Os problemas na Saúde começaram com Mário Centeno, quando – certamente por pressão das esquerdas – reverteu as 40 horas de trabalho na Função Pública, voltando à semana de 35 horas.

Passaram a faltar médicos – chegando-se ao ponto de, para os aliciar, se terem planeado recentemente contratos em que jovens recém-entrados no SNS ganhavam mais do que os seus chefes, com muitos anos de exercício. Um verdadeiro desnorte. A ministra foi obrigada a recuar, perdendo margem de manobra e autoridade na classe.

É certo que a gestão da pandemia lhe correu bem de uma forma geral. Mas o maior mérito nessa tarefa pertenceu às Forças Armadas e à liderança do almirante Gouveia e Melo, que planeou as ações de vacinação e destacou equipas militares que enquadraram o pessoal civil e fizeram andar o processo sobre rodas.

E o resto foram as medidas decretadas pelo Governo, em geral bem aceites pela população, mas que não podem ser creditadas à ministra. Sem esquecer o apoio dado pelos hospitais privados, que receberam os doentes que o SNS não podia receber por estar focalizado na covid. Só por si, o SNS não tinha dado conta do recado, ao contrário do que se fez crer. Adiante-se que o Estado acabou por pagar por esses atos clínicos verbas muito superiores às que pagaria se existisse um acordo global com os privados, que Temido sempre rejeitou.

E este foi um dos grandes problemas de Marta Temido. Ela não foi verdadeiramente uma ministra da Saúde – foi a ministra do SNS; e a Saúde é muito mais do que o SNS.

Um ministro da Saúde tem de ter em conta todos os recursos públicos e privados que existem no país – sendo capaz de os articular para tirar deles o máximo rendimento. E isso Marta Temido nunca fez. 

Por preconceito ideológico, certamente herdado do tempo em que militava na Juventude Comunista, sempre viu os hospitais privados como adversários ou mesmo como inimigos. Isso levou-a a acabar com as PPP, que eram vantajosas para o Estado… e para os doentes. E limitou enormemente a sua ação. 

Num balanço geral, pode dizer-se que Marta Temido era uma ministra esforçada, bem intencionada, certamente competente nas questões que dominava – mas que em muitas situações, por erro de avaliação ou por teimosia ideológica, tomou decisões erradas. 
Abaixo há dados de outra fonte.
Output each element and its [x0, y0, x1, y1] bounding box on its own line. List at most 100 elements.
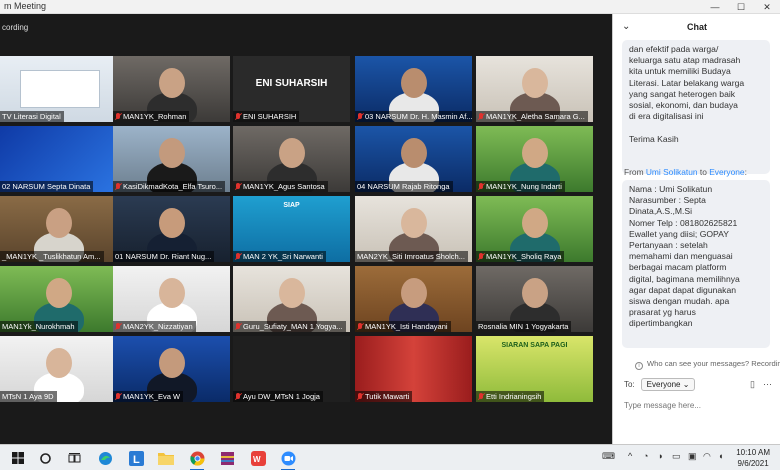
- who-can-see-link[interactable]: i Who can see your messages? Recording O: [635, 359, 780, 370]
- to-word: to: [699, 167, 707, 177]
- participant-tile[interactable]: _MAN1YK _Tuslikhatun Am...: [0, 196, 117, 262]
- minimize-button[interactable]: —: [702, 0, 728, 14]
- participant-tile[interactable]: 02 NARSUM Septa Dinata: [0, 126, 117, 192]
- taskbar: L W ⌨ ^ ◔ ◗ ▭ ▣ ◠ ◖ 10:10 AM 9/6/2021: [0, 444, 780, 470]
- volume-icon[interactable]: ◗: [658, 451, 663, 461]
- participant-name-label: MTsN 1 Aya 9D: [0, 391, 57, 402]
- participant-name-label: MAN1YK_Aletha Samara G...: [476, 111, 588, 122]
- file-explorer-icon[interactable]: [158, 450, 174, 466]
- chat-message-input[interactable]: [624, 398, 774, 412]
- mic-muted-icon: [235, 322, 241, 331]
- participant-tile[interactable]: SIAP MAN 2 YK_Sri Narwanti: [233, 196, 350, 262]
- winrar-icon[interactable]: [219, 450, 235, 466]
- file-icon[interactable]: ▯: [750, 379, 755, 390]
- maximize-button[interactable]: ☐: [728, 0, 754, 14]
- participant-tile[interactable]: Tutik Mawarti: [355, 336, 472, 402]
- battery-icon[interactable]: ▭: [672, 451, 681, 462]
- mic-muted-icon: [478, 392, 484, 401]
- participant-tile[interactable]: SIARAN SAPA PAGI Etti Indrianingsih: [476, 336, 593, 402]
- participant-tile[interactable]: MAN1YK_Sholiq Raya: [476, 196, 593, 262]
- gallery-view: cording TV Literasi Digital MAN1YK_Rohman…: [0, 14, 612, 444]
- participant-name: Guru_Sufiaty_MAN 1 Yogya...: [243, 322, 343, 331]
- recipient-name[interactable]: Everyone: [709, 167, 744, 177]
- participant-face: [401, 68, 427, 98]
- participant-name: MAN2YK_Nizzatiyan: [123, 322, 193, 331]
- participant-tile[interactable]: Ayu DW_MTsN 1 Jogja: [233, 336, 350, 402]
- wps-office-icon[interactable]: W: [250, 450, 266, 466]
- participant-tile[interactable]: MAN2YK_Nizzatiyan: [113, 266, 230, 332]
- participant-tile[interactable]: MAN1Yk_Nurokhmah: [0, 266, 117, 332]
- chat-actions: ▯ ⋯: [750, 379, 772, 390]
- edge-icon[interactable]: [97, 450, 113, 466]
- video-banner-text: SIARAN SAPA PAGI: [501, 342, 568, 349]
- participant-name-label: MAN2YK_Nizzatiyan: [113, 321, 196, 332]
- mic-muted-icon: [235, 112, 241, 121]
- participant-tile[interactable]: Rosnalia MIN 1 Yogyakarta: [476, 266, 593, 332]
- mic-muted-icon: [478, 252, 484, 261]
- video-banner-text: SIAP: [283, 202, 300, 209]
- zoom-icon[interactable]: [280, 450, 296, 466]
- participant-name: ENI SUHARSIH: [243, 112, 297, 121]
- participant-face: [279, 138, 305, 168]
- participant-name-label: _MAN1YK _Tuslikhatun Am...: [0, 251, 104, 262]
- participant-tile[interactable]: Guru_Sufiaty_MAN 1 Yogya...: [233, 266, 350, 332]
- participant-tile[interactable]: ENI SUHARSIH ENI SUHARSIH: [233, 56, 350, 122]
- task-view-icon[interactable]: [66, 450, 82, 466]
- participant-tile[interactable]: TV Literasi Digital: [0, 56, 117, 122]
- participant-tile[interactable]: MAN1YK_Aletha Samara G...: [476, 56, 593, 122]
- participant-tile[interactable]: MAN1YK_Isti Handayani: [355, 266, 472, 332]
- participant-tile[interactable]: 01 NARSUM Dr. Riant Nug...: [113, 196, 230, 262]
- participant-tile[interactable]: KasiDikmadKota_Elfa Tsuro...: [113, 126, 230, 192]
- recipient-dropdown[interactable]: Everyone ⌄: [640, 378, 696, 391]
- participant-tile[interactable]: MAN1YK_Rohman: [113, 56, 230, 122]
- participant-name: MAN1YK_Nung Indarti: [486, 182, 562, 191]
- wifi-icon[interactable]: ◠: [703, 451, 711, 462]
- recipient-row: To: Everyone ⌄: [624, 378, 696, 391]
- participant-tile[interactable]: 03 NARSUM Dr. H. Masmin Af...: [355, 56, 472, 122]
- participant-name: MAN1Yk_Nurokhmah: [2, 322, 75, 331]
- mic-muted-icon: [478, 182, 484, 191]
- chat-message: dan efektif pada warga/ keluarga satu at…: [622, 40, 770, 174]
- participant-face: [401, 138, 427, 168]
- participant-name: MAN2YK_Siti Imroatus Sholch...: [357, 252, 465, 261]
- participant-name-label: MAN1YK_Sholiq Raya: [476, 251, 565, 262]
- search-icon[interactable]: [37, 450, 53, 466]
- participant-name-label: MAN2YK_Siti Imroatus Sholch...: [355, 251, 468, 262]
- chat-header: ⌄ Chat: [613, 14, 780, 40]
- participant-name-label: Ayu DW_MTsN 1 Jogja: [233, 391, 323, 402]
- participant-tile[interactable]: 04 NARSUM Rajab Ritonga: [355, 126, 472, 192]
- chevron-up-icon[interactable]: ^: [628, 451, 632, 461]
- sender-name[interactable]: Umi Solikatun: [646, 167, 698, 177]
- display-icon[interactable]: ▣: [688, 451, 697, 462]
- participant-tile[interactable]: MAN1YK_Eva W: [113, 336, 230, 402]
- participant-tile[interactable]: MAN1YK_Nung Indarti: [476, 126, 593, 192]
- info-icon: i: [635, 362, 643, 370]
- participant-tile[interactable]: MTsN 1 Aya 9D: [0, 336, 117, 402]
- svg-text:L: L: [133, 454, 140, 466]
- participant-name-label: MAN1YK_Rohman: [113, 111, 190, 122]
- windows-start-icon[interactable]: [10, 450, 26, 466]
- participant-tile[interactable]: MAN2YK_Siti Imroatus Sholch...: [355, 196, 472, 262]
- speaker-icon[interactable]: ◖: [718, 451, 723, 461]
- svg-text:W: W: [253, 455, 261, 464]
- participant-name-label: TV Literasi Digital: [0, 111, 64, 122]
- participant-face: [46, 208, 72, 238]
- close-button[interactable]: ✕: [754, 0, 780, 14]
- network-icon[interactable]: ◔: [643, 451, 648, 461]
- shared-slide: [20, 70, 100, 108]
- participant-name-card: ENI SUHARSIH: [255, 78, 328, 89]
- participant-name-label: MAN1YK_Eva W: [113, 391, 184, 402]
- participant-name: 04 NARSUM Rajab Ritonga: [357, 182, 450, 191]
- participant-name: MAN1YK_Isti Handayani: [365, 322, 448, 331]
- more-icon[interactable]: ⋯: [763, 379, 772, 390]
- keyboard-icon[interactable]: ⌨: [602, 451, 615, 462]
- system-clock[interactable]: 10:10 AM 9/6/2021: [736, 447, 770, 469]
- participant-face: [159, 278, 185, 308]
- chrome-icon[interactable]: [189, 450, 205, 466]
- separator: :: [744, 167, 747, 177]
- learning-app-icon[interactable]: L: [128, 450, 144, 466]
- mic-muted-icon: [357, 112, 363, 121]
- participant-face: [159, 138, 185, 168]
- participant-face: [522, 208, 548, 238]
- participant-tile[interactable]: MAN1YK_Agus Santosa: [233, 126, 350, 192]
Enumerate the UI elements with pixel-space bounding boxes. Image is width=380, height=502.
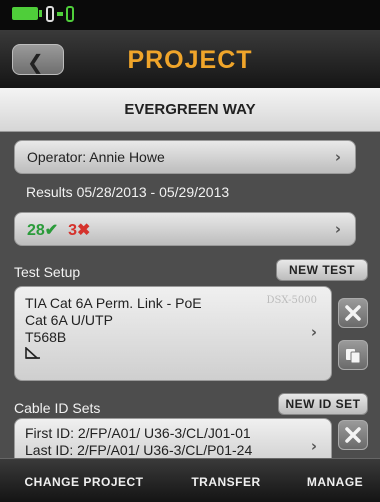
- last-id: Last ID: 2/FP/A01/ U36-3/CL/P01-24: [25, 442, 253, 458]
- chevron-right-icon: ›: [334, 220, 341, 238]
- test-limit: TIA Cat 6A Perm. Link - PoE: [25, 295, 202, 311]
- close-icon: [345, 427, 361, 443]
- device-model: DSX-5000: [266, 295, 317, 306]
- results-date-range: Results 05/28/2013 - 05/29/2013: [26, 184, 230, 200]
- operator-row[interactable]: Operator: Annie Howe ›: [14, 140, 356, 174]
- status-bar: [0, 0, 380, 30]
- operator-label: Operator: Annie Howe: [27, 149, 165, 165]
- test-setup-card[interactable]: DSX-5000 TIA Cat 6A Perm. Link - PoE Cat…: [14, 286, 332, 381]
- title-bar: ❮ PROJECT: [0, 30, 380, 88]
- results-summary: 28✔ 3✖: [27, 220, 90, 240]
- manage-button[interactable]: MANAGE: [294, 469, 376, 495]
- chevron-right-icon: ›: [310, 437, 317, 455]
- battery-icon: [12, 7, 42, 20]
- chevron-right-icon: ›: [310, 323, 317, 341]
- ruler-icon: [25, 347, 40, 359]
- bottom-bar: CHANGE PROJECT TRANSFER MANAGE: [0, 458, 380, 502]
- cable-type: Cat 6A U/UTP: [25, 312, 113, 328]
- delete-id-set-button[interactable]: [338, 420, 368, 450]
- change-project-button[interactable]: CHANGE PROJECT: [10, 469, 158, 495]
- copy-icon: [346, 349, 361, 364]
- delete-test-button[interactable]: [338, 298, 368, 328]
- page-title: PROJECT: [127, 46, 253, 74]
- cable-id-sets-label: Cable ID Sets: [14, 400, 101, 416]
- project-name-bar: EVERGREEN WAY: [0, 88, 380, 132]
- test-setup-label: Test Setup: [14, 264, 81, 280]
- pass-check-icon: ✔: [44, 222, 59, 239]
- transfer-button[interactable]: TRANSFER: [176, 469, 276, 495]
- pass-count: 28: [27, 222, 45, 239]
- fail-count: 3: [68, 222, 77, 239]
- connection-status-icon: [46, 6, 74, 22]
- fail-x-icon: ✖: [77, 222, 91, 239]
- close-icon: [345, 305, 361, 321]
- chevron-right-icon: ›: [334, 148, 341, 166]
- wiring-standard: T568B: [25, 329, 67, 345]
- screen: ❮ PROJECT EVERGREEN WAY Operator: Annie …: [0, 0, 380, 502]
- copy-test-button[interactable]: [338, 340, 368, 370]
- new-id-set-button[interactable]: NEW ID SET: [278, 393, 368, 415]
- results-row[interactable]: 28✔ 3✖ ›: [14, 212, 356, 246]
- new-test-button[interactable]: NEW TEST: [276, 259, 368, 281]
- project-name: EVERGREEN WAY: [124, 101, 256, 118]
- first-id: First ID: 2/FP/A01/ U36-3/CL/J01-01: [25, 425, 251, 441]
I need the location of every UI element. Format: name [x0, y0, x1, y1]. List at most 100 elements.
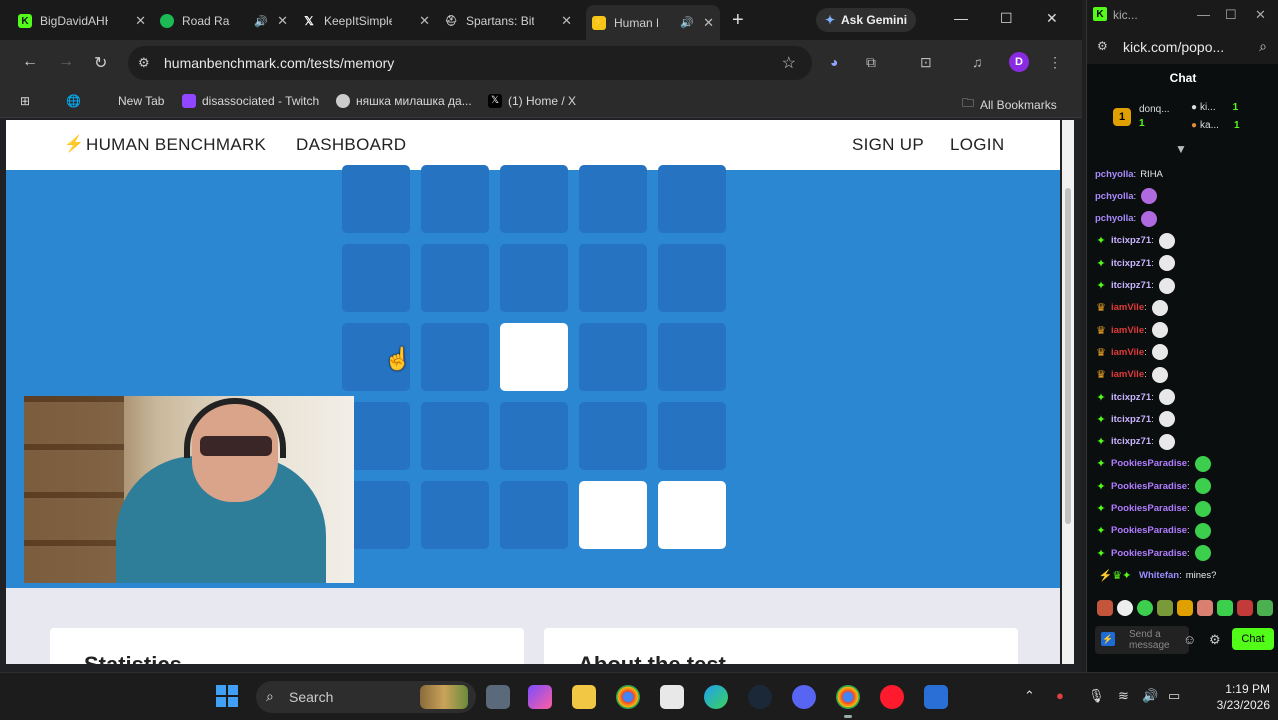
scrollbar-thumb[interactable] — [1065, 188, 1071, 524]
chat-username[interactable]: itcixpz71 — [1111, 414, 1151, 425]
wifi-icon[interactable]: ≋ — [1118, 688, 1129, 704]
memory-tile[interactable] — [421, 481, 489, 549]
emote-icon[interactable] — [1117, 600, 1133, 616]
chat-username[interactable]: PookiesParadise — [1111, 525, 1187, 536]
edge-icon[interactable] — [704, 685, 728, 709]
windows-start-icon[interactable] — [216, 685, 238, 707]
close-window-icon[interactable]: ✕ — [1255, 7, 1266, 23]
task-view-icon[interactable] — [486, 685, 510, 709]
minimize-icon[interactable]: — — [1197, 7, 1210, 22]
emote-icon[interactable] — [1217, 600, 1233, 616]
chat-settings-icon[interactable]: ⚡ — [1101, 632, 1115, 646]
memory-tile[interactable] — [579, 402, 647, 470]
chrome-active-icon[interactable] — [836, 685, 860, 718]
media-control-icon[interactable]: ♫ — [972, 54, 983, 70]
store-icon[interactable] — [660, 685, 684, 709]
tab-human-benchmark[interactable]: ⚡ Human B 🔊 ✕ — [586, 5, 720, 40]
chat-username[interactable]: iamVile — [1111, 369, 1144, 380]
chat-username[interactable]: itcixpz71 — [1111, 436, 1151, 447]
bookmark-twitch[interactable]: disassociated - Twitch — [182, 94, 319, 108]
microphone-icon[interactable]: 🎙 — [1088, 688, 1105, 704]
chrome-icon[interactable] — [616, 685, 640, 709]
login-link[interactable]: LOGIN — [950, 135, 1004, 155]
chat-username[interactable]: itcixpz71 — [1111, 258, 1151, 269]
puzzle-extensions-icon[interactable]: ⧉ — [866, 54, 876, 71]
tray-chevron-icon[interactable]: ⌃ — [1024, 688, 1035, 704]
clock[interactable]: 1:19 PM 3/23/2026 — [1196, 681, 1270, 713]
memory-tile[interactable] — [579, 323, 647, 391]
popup-url[interactable]: kick.com/popo... — [1123, 39, 1224, 55]
apps-grid-icon[interactable]: ⊞ — [20, 94, 30, 108]
opera-icon[interactable] — [880, 685, 904, 709]
profile-avatar[interactable]: D — [1009, 52, 1029, 72]
reload-icon[interactable]: ↻ — [94, 53, 107, 73]
battery-icon[interactable]: ▭ — [1168, 688, 1180, 704]
emote-icon[interactable] — [1197, 600, 1213, 616]
app-icon[interactable] — [924, 685, 948, 709]
emote-icon[interactable] — [1237, 600, 1253, 616]
extension-icon[interactable]: ◕ — [830, 54, 838, 70]
chat-send-button[interactable]: Chat — [1232, 628, 1274, 650]
chat-username[interactable]: PookiesParadise — [1111, 458, 1187, 469]
brand-link[interactable]: HUMAN BENCHMARK — [86, 135, 266, 155]
memory-tile[interactable] — [658, 244, 726, 312]
chat-username[interactable]: iamVile — [1111, 347, 1144, 358]
chat-username[interactable]: iamVile — [1111, 325, 1144, 336]
memory-tile-lit[interactable] — [579, 481, 647, 549]
memory-tile[interactable] — [658, 402, 726, 470]
memory-tile[interactable] — [500, 165, 568, 233]
speaker-icon[interactable]: 🔊 — [254, 15, 268, 28]
emote-icon[interactable] — [1257, 600, 1273, 616]
page-scrollbar[interactable] — [1062, 120, 1074, 664]
tab-kick[interactable]: K BigDavidAHH ✕ — [18, 7, 152, 35]
back-arrow-icon[interactable]: ← — [22, 53, 38, 71]
taskbar-search[interactable]: ⌕ Search — [256, 681, 476, 713]
popup-address-bar[interactable]: ⚙ kick.com/popo... ⌕ — [1087, 30, 1278, 64]
memory-tile[interactable] — [421, 244, 489, 312]
minimize-icon[interactable]: — — [954, 10, 968, 26]
memory-tile[interactable] — [421, 165, 489, 233]
bookmark-new-tab[interactable]: New Tab — [118, 94, 164, 108]
speaker-icon[interactable]: 🔊 — [680, 16, 694, 29]
close-window-icon[interactable]: ✕ — [1046, 10, 1058, 27]
memory-tile[interactable] — [421, 402, 489, 470]
close-icon[interactable]: ✕ — [561, 13, 572, 29]
chat-username[interactable]: iamVile — [1111, 302, 1144, 313]
ask-gemini-button[interactable]: ✦ Ask Gemini — [816, 8, 916, 32]
bookmark-nyashka[interactable]: няшка милашка да... — [336, 94, 472, 108]
emote-icon[interactable] — [1137, 600, 1153, 616]
chat-username[interactable]: PookiesParadise — [1111, 503, 1187, 514]
memory-tile-lit[interactable] — [658, 481, 726, 549]
close-icon[interactable]: ✕ — [135, 13, 146, 29]
forward-arrow-icon[interactable]: → — [58, 53, 74, 71]
steam-icon[interactable] — [748, 685, 772, 709]
site-info-icon[interactable]: ⚙ — [1097, 39, 1108, 53]
chat-input[interactable]: ⚡ Send a message — [1095, 626, 1189, 654]
tray-app-icon[interactable]: ● — [1056, 688, 1064, 703]
chat-username[interactable]: PookiesParadise — [1111, 481, 1187, 492]
file-explorer-icon[interactable] — [572, 685, 596, 709]
address-url[interactable]: humanbenchmark.com/tests/memory — [164, 55, 394, 71]
new-tab-button[interactable]: + — [732, 9, 744, 32]
tab-search-icon[interactable]: ⊡ — [920, 54, 932, 71]
zoom-icon[interactable]: ⌕ — [1259, 38, 1267, 55]
emote-icon[interactable] — [1157, 600, 1173, 616]
globe-icon[interactable]: 🌐 — [66, 94, 81, 108]
signup-link[interactable]: SIGN UP — [852, 135, 924, 155]
chat-username[interactable]: itcixpz71 — [1111, 392, 1151, 403]
chat-username[interactable]: itcixpz71 — [1111, 235, 1151, 246]
emote-icon[interactable] — [1097, 600, 1113, 616]
emoji-icon[interactable]: ☺ — [1183, 632, 1196, 647]
memory-tile[interactable] — [342, 165, 410, 233]
tab-spartans[interactable]: ⛑ Spartans: Bit ✕ — [444, 7, 578, 35]
emote-icon[interactable] — [1177, 600, 1193, 616]
memory-tile[interactable] — [500, 244, 568, 312]
bookmark-star-icon[interactable]: ☆ — [782, 53, 796, 73]
memory-tile[interactable] — [500, 402, 568, 470]
copilot-icon[interactable] — [528, 685, 552, 709]
tab-spotify[interactable]: Road Ra 🔊 ✕ — [160, 7, 294, 35]
memory-tile-lit[interactable] — [500, 323, 568, 391]
volume-icon[interactable]: 🔊 — [1142, 688, 1158, 704]
address-bar[interactable]: ⚙ humanbenchmark.com/tests/memory ☆ — [128, 46, 812, 80]
menu-dots-icon[interactable]: ⋮ — [1048, 54, 1062, 71]
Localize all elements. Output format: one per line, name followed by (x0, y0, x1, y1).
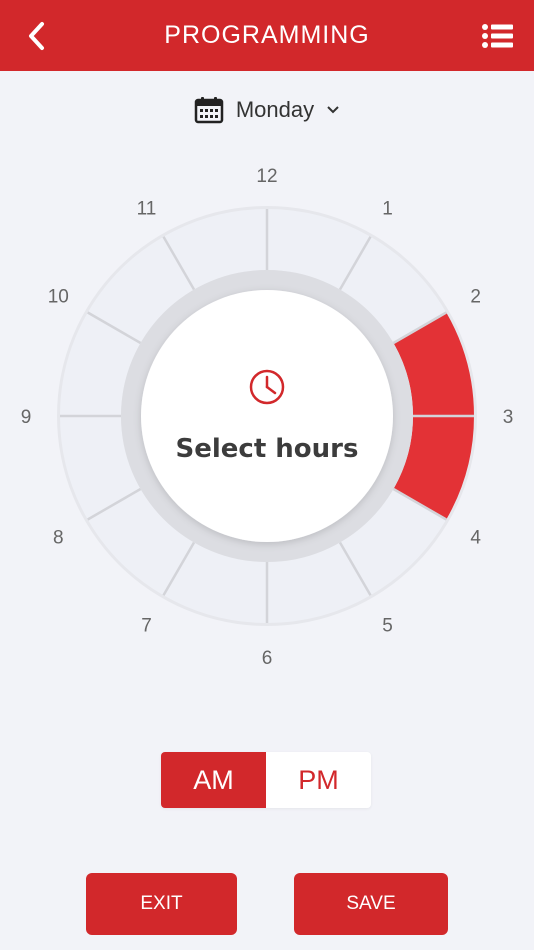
center-button[interactable] (141, 290, 393, 542)
period-toggle: AM PM (161, 752, 371, 808)
save-button[interactable]: SAVE (294, 873, 448, 935)
list-menu-icon[interactable] (480, 18, 516, 54)
chevron-down-icon (327, 106, 339, 114)
page-title: PROGRAMMING (164, 21, 370, 49)
am-option[interactable]: AM (161, 752, 266, 808)
hour-label-2: 2 (470, 287, 481, 308)
hour-label-8: 8 (53, 528, 64, 549)
center-text: Select hours (176, 434, 359, 464)
hour-label-1: 1 (382, 198, 393, 219)
calendar-icon (194, 97, 224, 124)
hour-label-7: 7 (141, 616, 152, 637)
pm-option[interactable]: PM (266, 752, 371, 808)
hour-label-6: 6 (262, 648, 273, 669)
app-header: PROGRAMMING (0, 0, 534, 71)
hour-label-12: 12 (256, 166, 277, 187)
hour-label-11: 11 (137, 198, 157, 219)
hour-dial: Select hours 121234567891011 (21, 166, 514, 669)
hour-label-9: 9 (21, 407, 32, 428)
day-value: Monday (235, 97, 315, 122)
day-selector[interactable]: Monday (0, 90, 534, 130)
hour-label-4: 4 (470, 528, 481, 549)
hour-label-5: 5 (382, 616, 393, 637)
exit-button[interactable]: EXIT (86, 873, 237, 935)
hour-label-10: 10 (48, 287, 69, 308)
hour-label-3: 3 (503, 407, 514, 428)
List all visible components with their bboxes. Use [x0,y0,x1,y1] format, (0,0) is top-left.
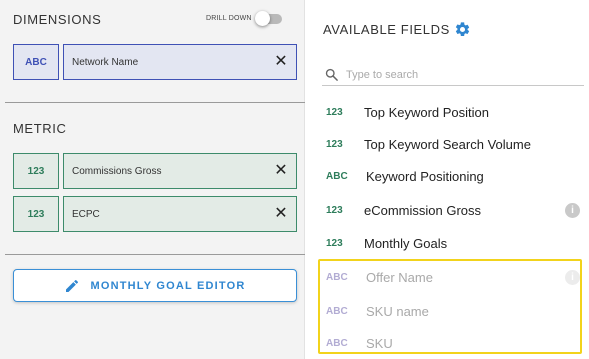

Em política, pode falhar-se nos pormenores; o grande problema é quando se falha em opções estratégicas. Ora, julgo que Temido falhou demasiado nas opções estratégicas que fez. Poderá dizer-se que, a esse nível, a responsabilidade era de António Costa. Mas já se sabe que, quando as coisas correm mal, Costa se esconde atrás dos ministros, que funcionam para ele como biombos.

Se calhar é o que se passa na maior parte dos governos. Mas Costa, com a sua manha, faz admiravelmente esse jogo de escondidas. Desde os fogos de Pedrógão até ao roubo de Tancos, sempre foi assim. Temido caiu como caíram Constança Urbano de Sousa e Azeredo Lopes.